One of my all time favorite books. If you haven’t read it, make the time. It’s well worth it…but today’s blog isn’t about that. Today I want to talk about time wishing the offer process. There is often a lot of confusion surrounding what happens – in fact, I just went through a similar process where the time for the other party to respond expired…twice! There are a few key points to keep in mind. Some may sound rudimentary but you would be surprised at how the pressure of the situation can affect an individual’s sound judgment. But that’s what you have us there for, right?
- Just because you submitted an offer, doesn’t mean that it has been accepted: Simple, right? People generally only get confused about this part a little later into the counter offer process but I’ve seen it start at the very beginning. Buyer rights an offer and asks, “So what’s the next step? When and where do I give my deposit too?” Unfortunately, next step is to wait until we see what the seller says. Boiler plate language on the contract states that the seller has three days to respond.

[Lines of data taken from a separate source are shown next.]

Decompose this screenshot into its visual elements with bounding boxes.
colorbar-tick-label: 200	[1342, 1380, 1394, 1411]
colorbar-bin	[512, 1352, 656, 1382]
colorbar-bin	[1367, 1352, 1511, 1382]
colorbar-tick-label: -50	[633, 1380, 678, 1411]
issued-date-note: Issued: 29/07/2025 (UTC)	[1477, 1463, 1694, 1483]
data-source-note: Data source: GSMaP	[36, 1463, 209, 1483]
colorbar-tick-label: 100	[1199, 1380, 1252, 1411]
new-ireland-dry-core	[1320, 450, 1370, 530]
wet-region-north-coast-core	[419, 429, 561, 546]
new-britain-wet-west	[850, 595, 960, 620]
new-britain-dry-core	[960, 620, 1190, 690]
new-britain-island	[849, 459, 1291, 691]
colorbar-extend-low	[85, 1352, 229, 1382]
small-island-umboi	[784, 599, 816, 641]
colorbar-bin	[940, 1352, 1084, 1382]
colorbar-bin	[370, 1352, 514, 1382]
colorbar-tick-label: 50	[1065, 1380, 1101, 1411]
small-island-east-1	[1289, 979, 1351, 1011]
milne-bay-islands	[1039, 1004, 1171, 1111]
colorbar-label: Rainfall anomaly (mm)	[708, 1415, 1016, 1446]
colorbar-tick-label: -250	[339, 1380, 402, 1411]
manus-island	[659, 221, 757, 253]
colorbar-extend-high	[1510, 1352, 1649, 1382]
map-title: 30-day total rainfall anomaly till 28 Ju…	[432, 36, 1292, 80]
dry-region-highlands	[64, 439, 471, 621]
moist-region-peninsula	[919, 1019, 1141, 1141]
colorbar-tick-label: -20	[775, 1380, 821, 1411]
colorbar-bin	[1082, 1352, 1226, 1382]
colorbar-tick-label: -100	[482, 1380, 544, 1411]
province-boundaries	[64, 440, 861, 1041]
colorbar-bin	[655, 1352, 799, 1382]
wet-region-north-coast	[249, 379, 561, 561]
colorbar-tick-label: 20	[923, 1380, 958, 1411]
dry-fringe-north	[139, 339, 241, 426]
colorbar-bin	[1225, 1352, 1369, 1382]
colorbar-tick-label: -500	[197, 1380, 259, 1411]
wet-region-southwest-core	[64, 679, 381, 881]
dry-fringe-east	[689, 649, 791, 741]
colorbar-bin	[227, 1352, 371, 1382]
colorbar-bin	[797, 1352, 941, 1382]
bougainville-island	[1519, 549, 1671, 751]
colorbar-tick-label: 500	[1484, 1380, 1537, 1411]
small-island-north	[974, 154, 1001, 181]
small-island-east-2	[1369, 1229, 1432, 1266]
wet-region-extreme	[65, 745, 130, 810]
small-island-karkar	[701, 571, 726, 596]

- Three days starting…now? Yes, but this can get a little confusing…but it’s still better than it used to be. The day you submit an offer (or counter offer) is day zero. You then have three additional days to wait for a response. For example, if you submit an offer on Monday at 3:30pm, the seller has until Thursday at 5pm (close of business) to respond. Feels like four days, right? The waiting can be interminable. If your agent knows that offers are due on a certain day, you can always ask them to shorten the time frame to respond.
- What happens when time runs out? You’ve blown past day three and still haven’t received a response from the seller or buyer. Hopefully your agent is in contact with the other side so that you know what’s going on. But if they aren’t…what now? Officially your offer has expired. If the other side wants to accept it they can but you are no longer bound by it. You do have a couple of options. You have the right to leave your offer open and go into contract. You also have the right to walk away. Your offer has expired and it is no longer valid. Just because the other side wants it now doesn’t mean that you still do. Make sure, however, that your agent communicates to the other side your intention.
Real estate is not a zero sum game. It is meant to be a win-win situation for all parties involved. There are times when it is difficult to get all parties on the same page because of distance; some times parties aren’t as technologically savvy as others and so you still need a “wet” signature rather than a digital one. Just make sure that your agent is talking to the other side as well as you. Communication the most important assets in real estate.